Despite these assurances, criticism has mounted from political leaders and lawmakers.
In a statement, Bangladesh Jamaat-e-Islami Secretary General Mia Golam Parwar expressed deep concern over the price hike, warning that it would have far-reaching consequences for the economy.
He said higher fuel costs would increase transportation fares, industrial production expenses and agricultural costs, ultimately driving up the prices of essential goods and worsening inflation.
He urged the government to reconsider the decision and bring prices down to a tolerable level, arguing that the move would disproportionately affect middle- and low-income households.
Independent lawmaker Rumin Farhana also questioned the government’s position, highlighting the apparent contradiction between official claims and the situation on the ground.
Speaking in Parliament, she asked: if there is no fuel crisis, why are there such long queues? Why raise prices at all? And why adjust office hours to cope with shortages? Yet on the ground, consumers expressed skepticism.
Many argued that the dual burden of higher prices and restricted access had made the situation untenable.
Motorists called for the immediate withdrawal of the rationing system, urging authorities to allow purchases based on actual demand. The ripple effects of the price hike are already being felt beyond fuel stations.
The Bangladesh Road Transport Authority (BRTA) held a meeting Sunday evening with transport owners to revise bus and truck fares in response to the higher diesel price.

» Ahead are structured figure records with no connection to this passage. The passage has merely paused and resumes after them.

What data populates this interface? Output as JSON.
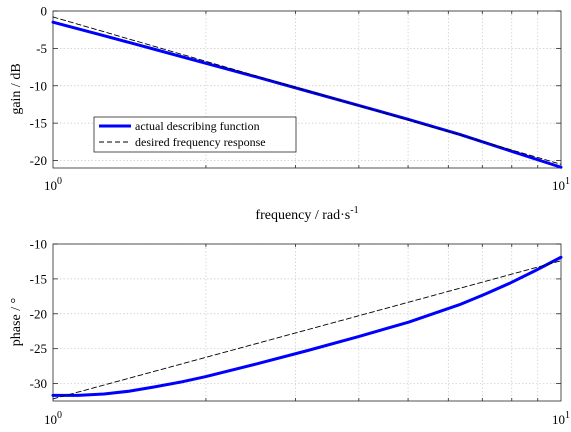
{
  "colors": {
    "actual": "#0000ff",
    "desired": "#000000"
  },
  "chart_data": [
    {
      "type": "line",
      "xscale": "log",
      "xlim": [
        1,
        10
      ],
      "ylim": [
        -21,
        0
      ],
      "xlabel": "frequency / rad·s",
      "xlabel_superscript": "-1",
      "ylabel": "gain / dB",
      "xticks": [
        {
          "base": "10",
          "exp": "0"
        },
        {
          "base": "10",
          "exp": "1"
        }
      ],
      "yticks": [
        0,
        -5,
        -10,
        -15,
        -20
      ],
      "grid": true,
      "legend_position": "lower-left",
      "series": [
        {
          "name": "actual describing function",
          "style": "solid-thick",
          "x": [
            1,
            1.26,
            1.58,
            2.0,
            2.51,
            3.16,
            3.98,
            5.01,
            6.31,
            7.94,
            10
          ],
          "y": [
            -1.5,
            -3.3,
            -5.1,
            -7.0,
            -8.8,
            -10.7,
            -12.6,
            -14.5,
            -16.5,
            -18.7,
            -20.9
          ]
        },
        {
          "name": "desired frequency response",
          "style": "dashed-thin",
          "x": [
            1,
            10
          ],
          "y": [
            -0.8,
            -20.5
          ]
        }
      ]
    },
    {
      "type": "line",
      "xscale": "log",
      "xlim": [
        1,
        10
      ],
      "ylim": [
        -32.5,
        -10
      ],
      "xlabel": "",
      "ylabel": "phase / °",
      "xticks": [
        {
          "base": "10",
          "exp": "0"
        },
        {
          "base": "10",
          "exp": "1"
        }
      ],
      "yticks": [
        -10,
        -15,
        -20,
        -25,
        -30
      ],
      "grid": true,
      "series": [
        {
          "style": "solid-thick",
          "x": [
            1,
            1.12,
            1.26,
            1.41,
            1.58,
            1.78,
            2.0,
            2.51,
            3.16,
            3.98,
            5.01,
            6.31,
            7.08,
            7.94,
            8.91,
            10
          ],
          "y": [
            -31.7,
            -31.7,
            -31.5,
            -31.1,
            -30.5,
            -29.8,
            -29.0,
            -27.2,
            -25.3,
            -23.3,
            -21.2,
            -18.7,
            -17.2,
            -15.6,
            -13.8,
            -11.9
          ]
        },
        {
          "style": "dashed-thin",
          "x": [
            1,
            10
          ],
          "y": [
            -32.2,
            -12.4
          ]
        }
      ]
    }
  ]
}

Industry representatives are expected to propose new rates, which will be reviewed before final approval.
Meanwhile, the Bangladesh Inland Water Transport (Passenger Carriers) Association has proposed a fare hike of up to 42 percent for launches operating on inland waterways, citing the recent increase in fuel prices.
In a letter sent on Sunday to the chairman of the Bangladesh Inland Water Transport Authority (BIWTA), the association said the government’s decision on April 18 to raise diesel prices by Tk 15 per liter to Tk 115 has significantly increased operational costs for launch services.
The letter, signed by the association’s acting president Md. Badiuzzaman, noted that expenses have risen sharply not only due to higher fuel prices but also because of increased costs of essential components such as plates, L-angles, propellers, engine spare parts, fueling rods, gas, paint and other equipment.
Overall, the association claimed that operational costs have surged by nearly 50 percent, making a fare adjustment necessary to sustain services.
Economists and consumers alike fear broader inflationary consequences. Higher fuel costs are likely to drive up transportation fares, agricultural production expenses and the prices of essential goods, disproportionately affecting middle- and low-income households.